Au plus haut des cieux
Samedi 10 juin, la mission Spei Satelles de l’agence spatiale italienne a mis sur orbite à 525 km au-dessus de la terre un satellite contenant une plaque de silicium de 2 millimètres, « sur laquelle ont été imprimées, via des nanotechnologies, les images, les discours et les lectures du moment de prière célébré par le pape François le 27 mars 2020, en pleine pandémie », indiquent les organisateurs. Pourquoi ce choix ? « Ces paroles et ces gestes sont devenus une graine d’espérance qui redonne la vie. »
Cet événement inédit peut nous surprendre ; il peut aussi nous instruire.
Accueillir l’autre sans condition, tel est l'un des refrains du pontificat actuel. Et voilà qu’une parole spirituelle est lancée dans l’espace, au seuil de l’atmosphère en guise de bienvenue, petit clin d’œil qui n’est sans doute pas inutile aux terriens que nous sommes.
Autre conviction : croire et espérer de manière à dépasser l’apparente fatalité de l’ordre établi. Pris dans les filets de « la guerre mondiale par morceaux », selon l’expression de François, l’homme d’aujourd’hui pourrait se penser emmuré par un horizon fermé, le regard écrasé, incapable d’entrevoir un lendemain désirable. C’est cela que la prière urbi et orbi du 27 mars a voulu dénoncer et combattre.
Ce soir-là, seul debout devant la pluie, le pape voulait incarner l’humanité qui croit. Par la foi, l’homme ne peut se résoudre aux horizons clos, car le Christ a fait tomber le mur de la mort ; aujourd’hui encore, il ouvre des brèches.

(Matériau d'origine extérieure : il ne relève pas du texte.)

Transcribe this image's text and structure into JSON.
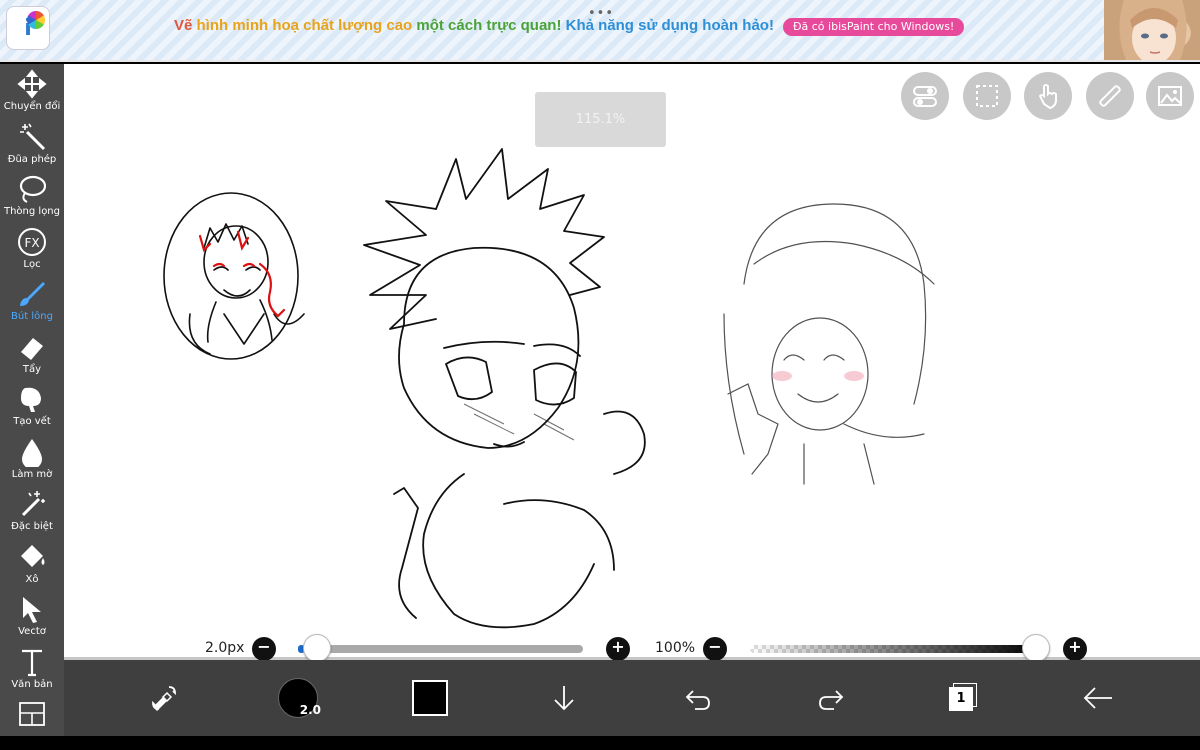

Enfin, en prenant part à une expérience spatiale scientifique, le pape indique l’aspect universel et désintéressé de sa mission. Il investit une partie de « l’imaginaire collectif », comme le disait Marco Politi, vaticaniste italien, à propos de sa prise de parole du 27 mars 2020. Aux hommes d’aujourd’hui qui tournent les yeux vers l’immensité du ciel, admiratifs des prouesses de l’homme, François fournit l’occasion de se demander en vue de quoi nous faisons cela. Dans la foi chrétienne, le ciel renvoie à la terre. Pour qui voulait, il était possible d’embarquer dans Spei Satelles : via un site dédié, l’internaute pouvait donner son nom. S’il s’engageait à accomplir une bonne action ici-bas en faveur de son prochain, il recevait « une carte d’embarquement ». S’investir dans le lointain n’a de sens que si l’on s’engage auprès de son prochain. Par cette opération, le pape a voulu que cette vérité ne soit pas oubliée.